The School of Chemistry congratulates Dr Sihai Yang, Leverhulme Early Career Fellow, who has been awarded the prestigious B T M Willis Prize for 2013 by the Institute of Physics and the Royal Society of Chemistry Neutron Scattering Group. The award recognises Dr Yang’s outstanding research in the application of neutron scattering science to understand gas storage and separation properties of porous materials.
The prize is named in honour of the founding chairman of the Neutron Scattering Group, Professor B T M Willis. The award is given to a young scientist in recognition of outstanding research work in the application of neutron scattering techniques to a significant problem in physics, chemistry, materials science, earth science, the life sciences, or engineering. The panel chose Dr Sihai Yang as the winner of 2013 for his research work, in collaboration with Professor Martin Schröder and scientists at ISIS Neutron Facility and Diamond Light Source, on using inelastic neutron scattering and neutron diffraction techniques to gain insight into the interactions between adsorbed gas molecules and porous framework hosts. In particular, his recent work develops the first application of inelastic neutron scattering to study the binding interaction and dynamics of adsorbed carbon dioxide and sulphur dioxide molecules within a porous host NOTT-300 which was discovered in Nottingham. The results lead to the direct visualisation and understanding of the molecular mechanism by which these harmful gases (CO2 & SO2) are captured by NOTT-300. The results were published in the journal Nature Chemistry as front cover article (Nature Chem., 2012, 4, 887), and received media coverage in Reuters News (http://in.reuters.com/article/2012/09/23/us-science-carbon-emissions-idINBRE88M0BM20120923 )and many other media outlets.
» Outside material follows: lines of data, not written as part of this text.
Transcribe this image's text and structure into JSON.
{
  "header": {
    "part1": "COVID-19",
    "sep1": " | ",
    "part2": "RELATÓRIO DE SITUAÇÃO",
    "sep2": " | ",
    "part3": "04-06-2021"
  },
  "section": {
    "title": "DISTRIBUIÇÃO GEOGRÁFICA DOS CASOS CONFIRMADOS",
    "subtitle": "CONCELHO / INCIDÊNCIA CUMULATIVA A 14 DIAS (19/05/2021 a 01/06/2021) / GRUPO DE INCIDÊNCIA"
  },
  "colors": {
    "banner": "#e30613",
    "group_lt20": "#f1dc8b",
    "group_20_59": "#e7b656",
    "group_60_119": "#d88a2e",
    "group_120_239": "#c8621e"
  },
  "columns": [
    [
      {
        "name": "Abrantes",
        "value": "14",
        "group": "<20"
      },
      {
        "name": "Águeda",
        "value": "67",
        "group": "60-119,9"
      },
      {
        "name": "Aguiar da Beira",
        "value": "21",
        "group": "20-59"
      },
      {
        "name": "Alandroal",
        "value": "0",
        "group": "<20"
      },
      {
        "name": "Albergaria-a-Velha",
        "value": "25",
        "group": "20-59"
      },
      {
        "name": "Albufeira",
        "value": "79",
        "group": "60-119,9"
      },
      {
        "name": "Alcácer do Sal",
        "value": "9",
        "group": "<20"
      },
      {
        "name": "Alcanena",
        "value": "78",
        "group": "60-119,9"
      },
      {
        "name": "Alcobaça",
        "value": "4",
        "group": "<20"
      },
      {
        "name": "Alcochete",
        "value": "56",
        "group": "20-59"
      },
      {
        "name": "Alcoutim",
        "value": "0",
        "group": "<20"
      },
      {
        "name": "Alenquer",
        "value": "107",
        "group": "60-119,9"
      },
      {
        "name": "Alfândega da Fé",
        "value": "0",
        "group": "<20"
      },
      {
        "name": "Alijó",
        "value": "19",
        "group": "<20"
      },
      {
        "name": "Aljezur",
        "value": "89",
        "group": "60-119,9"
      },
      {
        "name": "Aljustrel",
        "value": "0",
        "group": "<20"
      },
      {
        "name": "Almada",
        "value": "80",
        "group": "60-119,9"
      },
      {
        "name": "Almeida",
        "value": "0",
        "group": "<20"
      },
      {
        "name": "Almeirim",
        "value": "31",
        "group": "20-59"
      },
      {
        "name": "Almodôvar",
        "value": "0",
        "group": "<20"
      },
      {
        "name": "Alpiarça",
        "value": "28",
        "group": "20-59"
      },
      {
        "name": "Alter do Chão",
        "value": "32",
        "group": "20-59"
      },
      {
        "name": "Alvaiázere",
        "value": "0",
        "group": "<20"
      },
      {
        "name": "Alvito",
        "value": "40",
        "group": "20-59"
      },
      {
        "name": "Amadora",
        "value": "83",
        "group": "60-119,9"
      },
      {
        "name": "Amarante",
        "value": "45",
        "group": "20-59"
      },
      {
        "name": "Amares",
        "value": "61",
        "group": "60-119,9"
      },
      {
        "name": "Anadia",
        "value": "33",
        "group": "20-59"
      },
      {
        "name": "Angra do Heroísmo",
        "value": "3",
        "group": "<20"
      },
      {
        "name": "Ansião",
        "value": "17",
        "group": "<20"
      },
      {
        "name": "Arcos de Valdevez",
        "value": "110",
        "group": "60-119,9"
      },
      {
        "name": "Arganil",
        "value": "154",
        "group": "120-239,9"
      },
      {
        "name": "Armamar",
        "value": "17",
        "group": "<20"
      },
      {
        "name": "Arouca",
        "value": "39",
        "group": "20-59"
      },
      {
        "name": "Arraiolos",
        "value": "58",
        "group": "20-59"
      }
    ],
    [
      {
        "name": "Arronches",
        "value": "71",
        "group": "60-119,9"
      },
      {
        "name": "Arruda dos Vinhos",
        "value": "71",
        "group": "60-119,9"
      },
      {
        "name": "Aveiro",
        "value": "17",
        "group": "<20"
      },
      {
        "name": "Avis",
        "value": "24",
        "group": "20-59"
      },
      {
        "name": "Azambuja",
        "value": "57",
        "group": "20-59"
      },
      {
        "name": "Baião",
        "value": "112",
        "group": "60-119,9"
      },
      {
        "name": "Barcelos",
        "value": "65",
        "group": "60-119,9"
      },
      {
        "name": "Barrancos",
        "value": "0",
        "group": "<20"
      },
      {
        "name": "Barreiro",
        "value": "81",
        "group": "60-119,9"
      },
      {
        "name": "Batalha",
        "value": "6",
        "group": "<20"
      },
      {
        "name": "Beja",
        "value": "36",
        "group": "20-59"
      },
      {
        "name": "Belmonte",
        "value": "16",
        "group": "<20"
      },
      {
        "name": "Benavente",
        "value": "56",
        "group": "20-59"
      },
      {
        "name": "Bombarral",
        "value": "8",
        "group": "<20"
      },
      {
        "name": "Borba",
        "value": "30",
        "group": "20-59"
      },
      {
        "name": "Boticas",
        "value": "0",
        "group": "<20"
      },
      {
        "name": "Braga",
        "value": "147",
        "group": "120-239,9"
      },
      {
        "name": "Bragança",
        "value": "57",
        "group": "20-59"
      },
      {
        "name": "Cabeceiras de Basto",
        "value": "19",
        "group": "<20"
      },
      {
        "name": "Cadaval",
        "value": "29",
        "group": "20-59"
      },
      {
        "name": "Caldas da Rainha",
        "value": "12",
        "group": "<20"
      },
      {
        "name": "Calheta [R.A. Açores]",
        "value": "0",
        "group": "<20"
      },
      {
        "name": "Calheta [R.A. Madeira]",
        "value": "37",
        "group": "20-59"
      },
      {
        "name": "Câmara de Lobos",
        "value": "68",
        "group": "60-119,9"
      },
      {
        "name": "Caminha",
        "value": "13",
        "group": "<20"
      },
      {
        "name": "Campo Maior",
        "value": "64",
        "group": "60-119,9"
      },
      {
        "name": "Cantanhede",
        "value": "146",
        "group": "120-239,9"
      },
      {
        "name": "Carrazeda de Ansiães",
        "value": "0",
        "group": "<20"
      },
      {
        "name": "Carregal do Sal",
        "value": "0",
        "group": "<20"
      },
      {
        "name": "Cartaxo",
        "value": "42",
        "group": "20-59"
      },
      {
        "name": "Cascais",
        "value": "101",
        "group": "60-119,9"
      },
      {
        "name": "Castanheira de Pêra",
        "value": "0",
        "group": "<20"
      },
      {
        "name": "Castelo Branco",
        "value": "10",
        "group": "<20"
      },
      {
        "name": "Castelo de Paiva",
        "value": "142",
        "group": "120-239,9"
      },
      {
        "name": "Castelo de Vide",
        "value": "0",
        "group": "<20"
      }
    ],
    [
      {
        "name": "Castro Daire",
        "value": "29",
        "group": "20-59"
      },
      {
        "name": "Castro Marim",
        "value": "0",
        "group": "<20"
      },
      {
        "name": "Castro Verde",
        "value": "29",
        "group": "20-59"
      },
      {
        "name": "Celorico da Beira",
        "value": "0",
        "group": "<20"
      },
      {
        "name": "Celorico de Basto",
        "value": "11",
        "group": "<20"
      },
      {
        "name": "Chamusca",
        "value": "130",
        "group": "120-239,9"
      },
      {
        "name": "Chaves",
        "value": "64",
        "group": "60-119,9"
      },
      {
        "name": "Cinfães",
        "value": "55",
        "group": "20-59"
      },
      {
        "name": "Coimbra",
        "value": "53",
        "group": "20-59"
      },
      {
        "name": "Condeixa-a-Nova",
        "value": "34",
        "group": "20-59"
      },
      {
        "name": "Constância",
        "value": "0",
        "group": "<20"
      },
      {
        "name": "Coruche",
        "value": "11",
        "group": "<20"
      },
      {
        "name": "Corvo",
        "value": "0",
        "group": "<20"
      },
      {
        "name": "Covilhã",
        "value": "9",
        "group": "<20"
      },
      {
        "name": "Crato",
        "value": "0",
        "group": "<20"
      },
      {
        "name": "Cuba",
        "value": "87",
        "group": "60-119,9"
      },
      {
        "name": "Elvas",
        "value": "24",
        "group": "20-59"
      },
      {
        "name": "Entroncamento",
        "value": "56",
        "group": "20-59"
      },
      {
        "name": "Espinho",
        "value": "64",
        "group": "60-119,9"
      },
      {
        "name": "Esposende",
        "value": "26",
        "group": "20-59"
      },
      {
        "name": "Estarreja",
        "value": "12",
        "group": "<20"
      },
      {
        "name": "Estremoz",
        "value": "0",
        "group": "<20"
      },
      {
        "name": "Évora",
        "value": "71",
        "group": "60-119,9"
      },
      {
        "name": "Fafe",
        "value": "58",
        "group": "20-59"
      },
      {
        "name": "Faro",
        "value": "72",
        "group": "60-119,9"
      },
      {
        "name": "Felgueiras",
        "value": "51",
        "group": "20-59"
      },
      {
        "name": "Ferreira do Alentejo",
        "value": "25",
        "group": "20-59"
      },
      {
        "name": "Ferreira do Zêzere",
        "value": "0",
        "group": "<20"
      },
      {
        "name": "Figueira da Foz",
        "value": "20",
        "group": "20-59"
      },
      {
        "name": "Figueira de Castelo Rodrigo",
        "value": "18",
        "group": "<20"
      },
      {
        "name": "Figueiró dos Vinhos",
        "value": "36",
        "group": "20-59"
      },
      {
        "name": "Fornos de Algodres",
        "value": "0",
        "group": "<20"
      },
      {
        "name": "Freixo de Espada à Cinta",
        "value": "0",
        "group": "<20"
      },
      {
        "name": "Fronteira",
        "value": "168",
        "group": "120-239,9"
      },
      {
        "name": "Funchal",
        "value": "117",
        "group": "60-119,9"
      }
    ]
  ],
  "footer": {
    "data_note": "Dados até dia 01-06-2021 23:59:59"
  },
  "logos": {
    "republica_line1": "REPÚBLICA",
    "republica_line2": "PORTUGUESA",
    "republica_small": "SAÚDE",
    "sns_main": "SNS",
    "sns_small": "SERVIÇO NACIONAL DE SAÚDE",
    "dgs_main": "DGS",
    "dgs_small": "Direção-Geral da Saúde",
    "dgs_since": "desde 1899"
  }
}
Sihai was invited to give a science lecture and presented with his award at the NMUM 2013 meeting held on 8th April and said ‘I am honoured to receive this prestigious award and I am grateful to the selection committee for their kind remarks on my research work. I would like also to thank my collaborators in particular scientists from ISIS and Diamond for their invaluable inputs. I shall continue my research projects at these state-of-the-art central facilities in collaboration with scientists there’.